Abstract: As foundation models become central to information systems, cybersecurity, and scientific decision-making, their opacity raises critical challenges for trust, accountability, and governance. While much prior work has focused on post-hoc explainability, my research shows that such approaches are intrinsically limited and can even obscure model failures. In this talk, I present a shift from explaining opaque systems to designing trustworthy and interpretable AI by construction. I will introduce diagnostic frameworks that reveal failures in explanation faithfulness and security, such as explanatory inversion and vulnerability to retrieval and communication attacks. I will then demonstrate how concept-based, human-centered model architectures enable glass-box reasoning, actionable interventions, and self-reflection for large language models (LLMs). I will conclude by demonstrating how these ideas translate into real-world impact across AI-driven cybersecurity, conversational agents, agricultural robotics, and neuroscience, and by outlining a vision for information-centric AI systems that are transparent, reliable, and aligned with human values.

Zhenyu Zhang

University of Texas at Austin

Ph.D. Student

Title: Democratizing LLM Training via Low-Rank Methods

Abstract: As Large Language Models (LLMs) continue to scale in size and capability, the cost and complexity of training – particularly memory consumption from optimizer states – have become critical bottlenecks.
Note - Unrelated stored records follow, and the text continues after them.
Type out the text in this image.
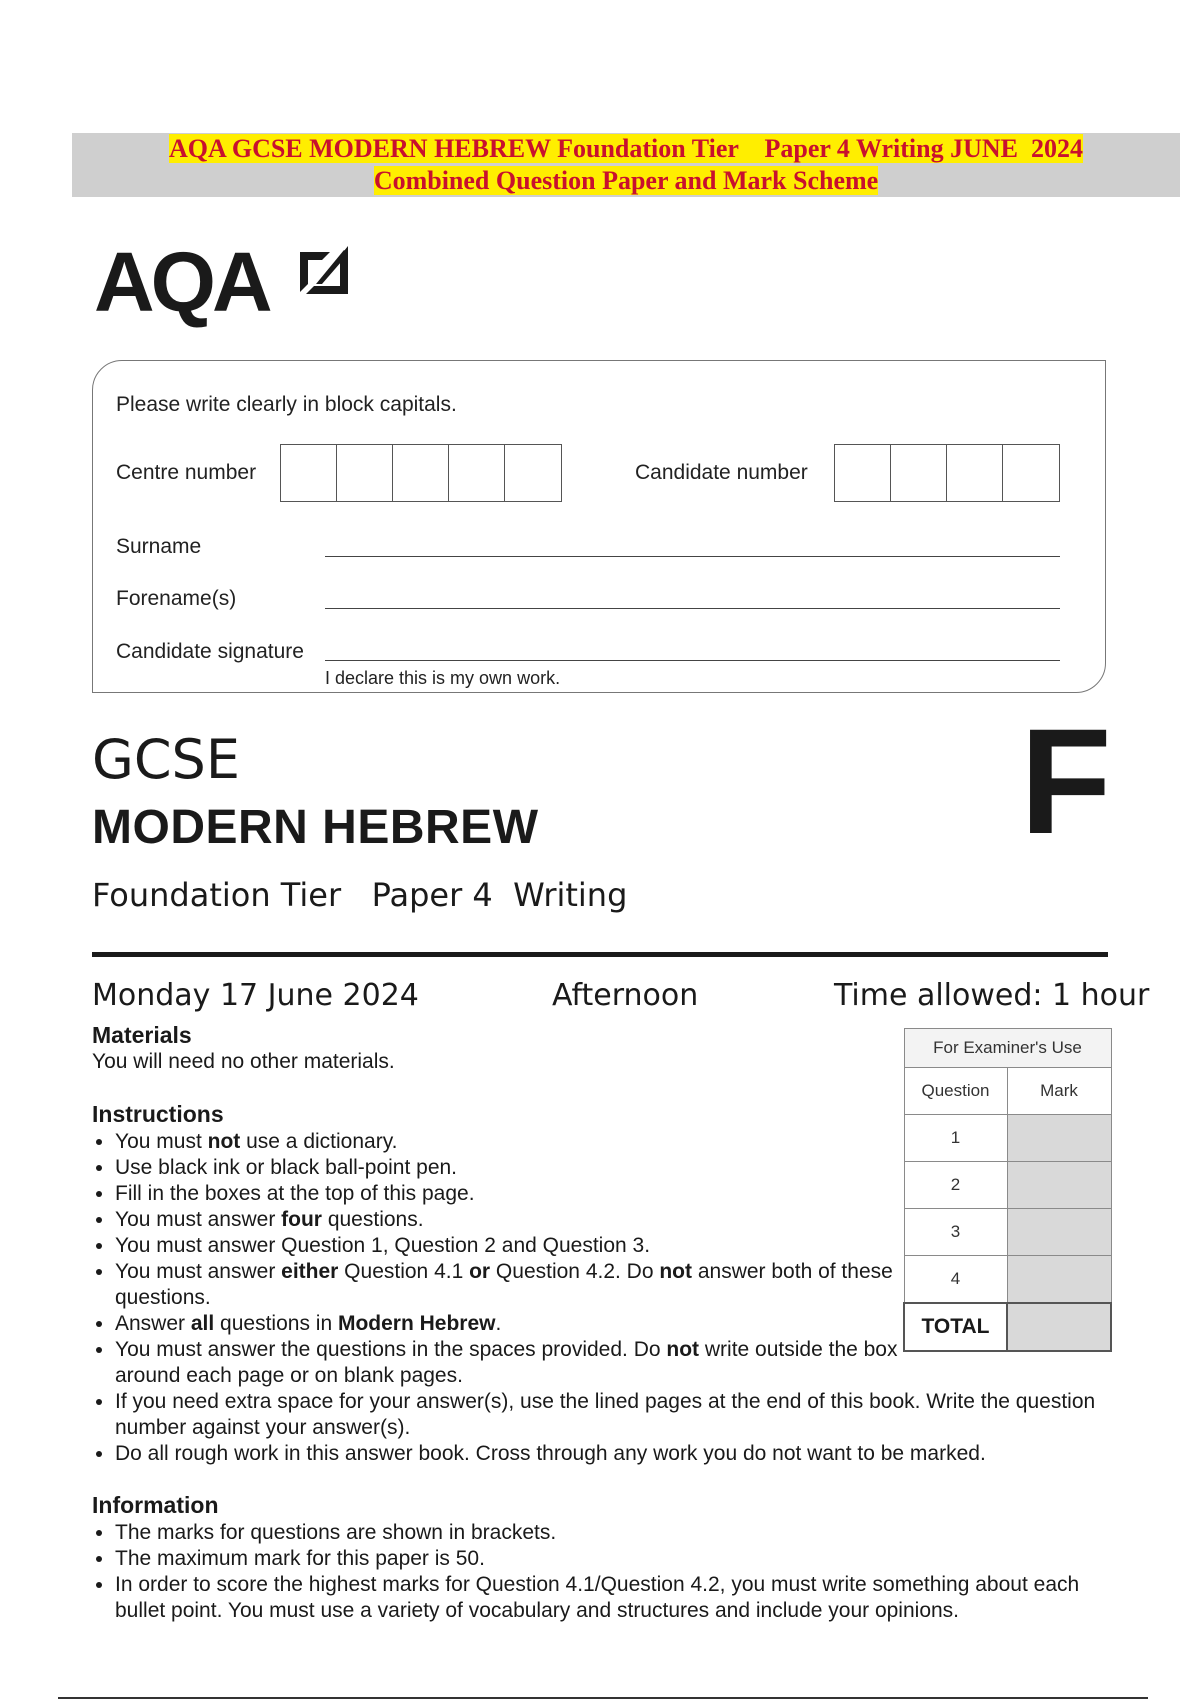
AQA GCSE MODERN HEBREW Foundation Tier    Paper 4 Writing JUNE  2024
Combined Question Paper and Mark Scheme
AQA
Please write clearly in block capitals.
Centre number	Candidate number
Surname
Forename(s)
Candidate signature
I declare this is my own work.
GCSE
MODERN HEBREW
Foundation Tier   Paper 4  Writing
F
Monday 17 June 2024	Afternoon	Time allowed: 1 hour
Materials
You will need no other materials.
Instructions
• You must not use a dictionary.
• Use black ink or black ball-point pen.
• Fill in the boxes at the top of this page.
• You must answer four questions.
• You must answer Question 1, Question 2 and Question 3.
• You must answer either Question 4.1 or Question 4.2. Do not answer both of these questions.
• Answer all questions in Modern Hebrew.
• You must answer the questions in the spaces provided. Do not write outside the box around each page or on blank pages.
• If you need extra space for your answer(s), use the lined pages at the end of this book. Write the question number against your answer(s).
• Do all rough work in this answer book. Cross through any work you do not want to be marked.
Information
• The marks for questions are shown in brackets.
• The maximum mark for this paper is 50.
• In order to score the highest marks for Question 4.1/Question 4.2, you must write something about each bullet point. You must use a variety of vocabulary and structures and include your opinions.
For Examiner's Use	
Question	Mark
1	
2	
3	
4	
TOTAL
In this talk, we explore the evolution of low-rank optimization techniques for LLMs, tracing the progression from GaLore to APOLLO. GaLore introduces a memory-efficient training paradigm by applying low-rank projections to gradients and optimizer states, enabling the training of models with up to 7 billion parameters on consumer-grade GPUs such as the NVIDIA RTX 4090. Building on this foundation, APOLLO demonstrates the surprising effectiveness of rank-1 optimizer states with purely random projections, achieving SGD-level memory overhead while maintaining performance comparable to AdamW. This method brings substantial system-level improvements, including a 3x increase in throughput on 8xA100-80G GPUs and enhanced model scalability.